In the current study 2D EFW was significantly less accurate that 3D EFW as measured by absolute BW estimation error & absolute percentage BW estimation error. Also in this study, 3D U/S EFW was significantly more precise than 2DU/S EFW as determined by absolute BW estimation error & absolute percentage BW estimation error. These results agreed with the previous work of Schild et al. [15], Isobe [16] and Sriantiroj et al. [17] who agreed that fractional ThV was the best predictor for actual birth weight and is superior to 2D U/S formulae which need head measurement which is usually inaccurate at term pregnancy especially if the fetal head is deeply impacted in the pelvis and also lacks the ability to assess the effect of fat distribution in the limbs, facts which further compromised fetal- weight estimation by 2D formulae.
On the other hand, Lindell et al. [18] reported no difference between 2D and 3D ultrasound in the estimation of fetal weight in a group of women with post term pregnancy, a different cohort from our study population, also Bellini et al. [7] postulated that the previous superiority of 3D formulae over 2D might be attributed to phenotypic differences between different patients used to create each of these formulae. Yang et al. [2] emphasized on the fact that ethnic and racial variations can significantly affects fetal biometry which prompt careful interpretation of data obtained from different studies.
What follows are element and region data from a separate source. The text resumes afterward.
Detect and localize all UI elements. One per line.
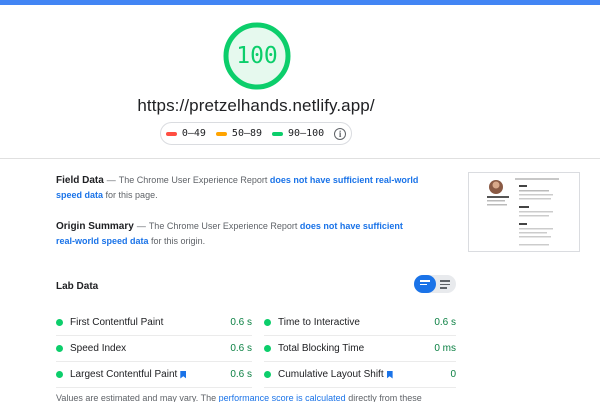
- bookmark-icon[interactable]: [180, 370, 187, 379]
- metric-label: Speed Index: [70, 343, 127, 354]
- page-screenshot-thumbnail[interactable]: [468, 172, 580, 252]
- metric-label: Largest Contentful Paint: [70, 369, 178, 380]
- lab-data-footnote: Values are estimated and may vary. The p…: [56, 393, 422, 402]
- footnote-text-after: directly from these: [348, 393, 422, 402]
- footnote-text-before: Values are estimated and may vary. The: [56, 393, 217, 402]
- score-legend: 0–49 50–89 90–100 i: [160, 122, 352, 145]
- pass-status-icon: [56, 319, 63, 326]
- metric-value: 0.6 s: [230, 343, 252, 354]
- metric-first-contentful-paint[interactable]: First Contentful Paint 0.6 s: [56, 310, 252, 336]
- metric-speed-index[interactable]: Speed Index 0.6 s: [56, 336, 252, 362]
- pass-status-icon: [56, 371, 63, 378]
- fail-swatch-icon: [165, 131, 177, 136]
- metric-total-blocking-time[interactable]: Total Blocking Time 0 ms: [264, 336, 456, 362]
- compact-list-icon: [420, 280, 430, 287]
- legend-label-pass: 90–100: [288, 128, 325, 139]
- origin-summary-section: Origin Summary — The Chrome User Experienc…: [56, 219, 420, 248]
- performance-score-value: 100: [236, 43, 278, 69]
- page-url: https://pretzelhands.netlify.app/: [137, 96, 375, 115]
- field-data-title: Field Data: [56, 175, 104, 186]
- legend-label-fail: 0–49: [181, 128, 206, 139]
- legend-item-fail: 0–49: [165, 128, 206, 139]
- legend-item-pass: 90–100: [272, 128, 324, 139]
- metric-time-to-interactive[interactable]: Time to Interactive 0.6 s: [264, 310, 456, 336]
- origin-summary-text-before: The Chrome User Experience Report: [148, 221, 298, 231]
- average-swatch-icon: [215, 131, 227, 136]
- pass-status-icon: [264, 371, 271, 378]
- field-data-text-after: for this page.: [105, 190, 158, 200]
- legend-item-average: 50–89: [215, 128, 263, 139]
- metric-value: 0.6 s: [434, 317, 456, 328]
- metrics-view-toggle[interactable]: [414, 275, 456, 293]
- metric-label: Time to Interactive: [278, 317, 360, 328]
- metric-label: First Contentful Paint: [70, 317, 164, 328]
- expanded-list-icon[interactable]: [440, 280, 450, 291]
- compact-view-button[interactable]: [414, 275, 436, 293]
- metric-value: 0.6 s: [230, 317, 252, 328]
- legend-label-average: 50–89: [231, 128, 263, 139]
- lab-data-title: Lab Data: [56, 281, 99, 292]
- metric-value: 0 ms: [434, 343, 456, 354]
- performance-score-gauge[interactable]: 100: [221, 20, 293, 92]
- screenshot-preview-image: [469, 173, 579, 251]
- origin-summary-title: Origin Summary: [56, 221, 134, 232]
- info-icon[interactable]: i: [334, 127, 347, 140]
- field-data-section: Field Data — The Chrome User Experience Re…: [56, 173, 420, 202]
- pass-swatch-icon: [272, 131, 284, 136]
- metric-cumulative-layout-shift[interactable]: Cumulative Layout Shift 0: [264, 362, 456, 388]
- pass-status-icon: [264, 345, 271, 352]
- origin-summary-text-after: for this origin.: [151, 236, 206, 246]
- metric-largest-contentful-paint[interactable]: Largest Contentful Paint 0.6 s: [56, 362, 252, 388]
- top-accent-bar: [0, 0, 600, 5]
- metric-label: Cumulative Layout Shift: [278, 369, 384, 380]
- bookmark-icon[interactable]: [386, 370, 393, 379]
- metric-label: Total Blocking Time: [278, 343, 365, 354]
- pass-status-icon: [56, 345, 63, 352]
- header-divider: [0, 158, 600, 159]
- pass-status-icon: [264, 319, 271, 326]
- field-data-dash: —: [106, 175, 116, 185]
- origin-summary-dash: —: [136, 221, 146, 231]
- field-data-text-before: The Chrome User Experience Report: [118, 175, 268, 185]
- metric-value: 0: [450, 369, 456, 380]
- metric-value: 0.6 s: [230, 369, 252, 380]
- performance-score-link[interactable]: performance score is calculated: [219, 393, 346, 402]
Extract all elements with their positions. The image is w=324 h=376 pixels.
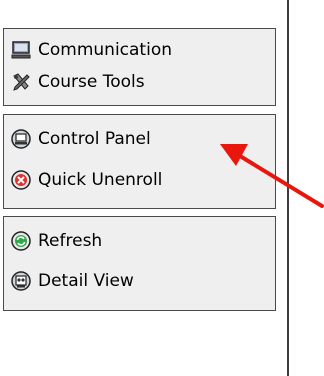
menu-item-label: Quick Unenroll [38,170,163,190]
menu-item-refresh[interactable]: Refresh [11,227,102,255]
detail-view-icon [11,271,31,291]
tools-icon [11,72,31,92]
unenroll-icon [11,170,31,190]
menu-item-control-panel[interactable]: Control Panel [11,125,151,153]
menu-item-label: Refresh [38,231,103,251]
menu-item-course-tools[interactable]: Course Tools [11,68,145,96]
menu-item-detail-view[interactable]: Detail View [11,267,134,295]
menu-item-label: Detail View [38,271,134,291]
course-menu-screenshot: Communication Course Tools Control Panel… [0,0,324,376]
red-arrow-pointer [220,144,324,208]
menu-item-communication[interactable]: Communication [11,36,172,64]
menu-group-view: Refresh Detail View [3,216,276,311]
monitor-icon [11,40,31,60]
menu-item-label: Communication [38,40,172,60]
control-panel-icon [11,129,31,149]
menu-item-quick-unenroll[interactable]: Quick Unenroll [11,166,162,194]
menu-group-communication: Communication Course Tools [3,28,276,106]
refresh-icon [11,231,31,251]
menu-item-label: Control Panel [38,129,151,149]
menu-item-label: Course Tools [38,72,145,92]
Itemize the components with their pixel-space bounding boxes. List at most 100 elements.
Despite the obvious superiority of 3D ultrasound in estimation of fetal birth weight, the technique is still operator dependent and requires a learning curve for proper acquisition and manipulation of volume data [8]. In an effort to overcome this drawback, long bone automated detection system by 5D was introduced to create an operator independent, quick and efficient method for accurate estimation of fetal birth weight. In the current trial, this fully automated system revealed absolute birth weight estimation error of 0.95% which is comparable to the previous work of Hurr et al. [8] who reported an overall error rate of 5.4% in a larger sample [8].
In the current trial, 3D assessment of fetal volume was done using the VOCAL technique with a 30° rotation angle which was previously shown by Benini et al. [7] to be significantly faster than multi planner method (P<0.001). A former trial reported that 3D volume data was acquired within 2 minutes and interpreted in 6 to 7 minutes [19].
The points of strength in this study lies in its ability to complete the three modalities in all patients who were examined with the same examiner for each technique, all patients were delivered within 48 hours from the ultrasound scan detected to avoid falsies from longer intervals and birth weights were recorded by the same digital weight scale attended by an examiner to ensure accuracy.
On other hand the authors recognize the fact that fetuses with abnormal growth were not assessed as the random selection resulted in a study population which was within normal range of birth weight. The implication of these findings on babies in the extremes of body weight might be a point of interest for future research.
Acknowledgement
The authors acknowledge the effort of all the members of the fetal Medicine Unit Ain Shams University Maternity Hospital in the procedures done and the work of Dr. Sameh Michelle Hakim Biostatistician in the data analysis.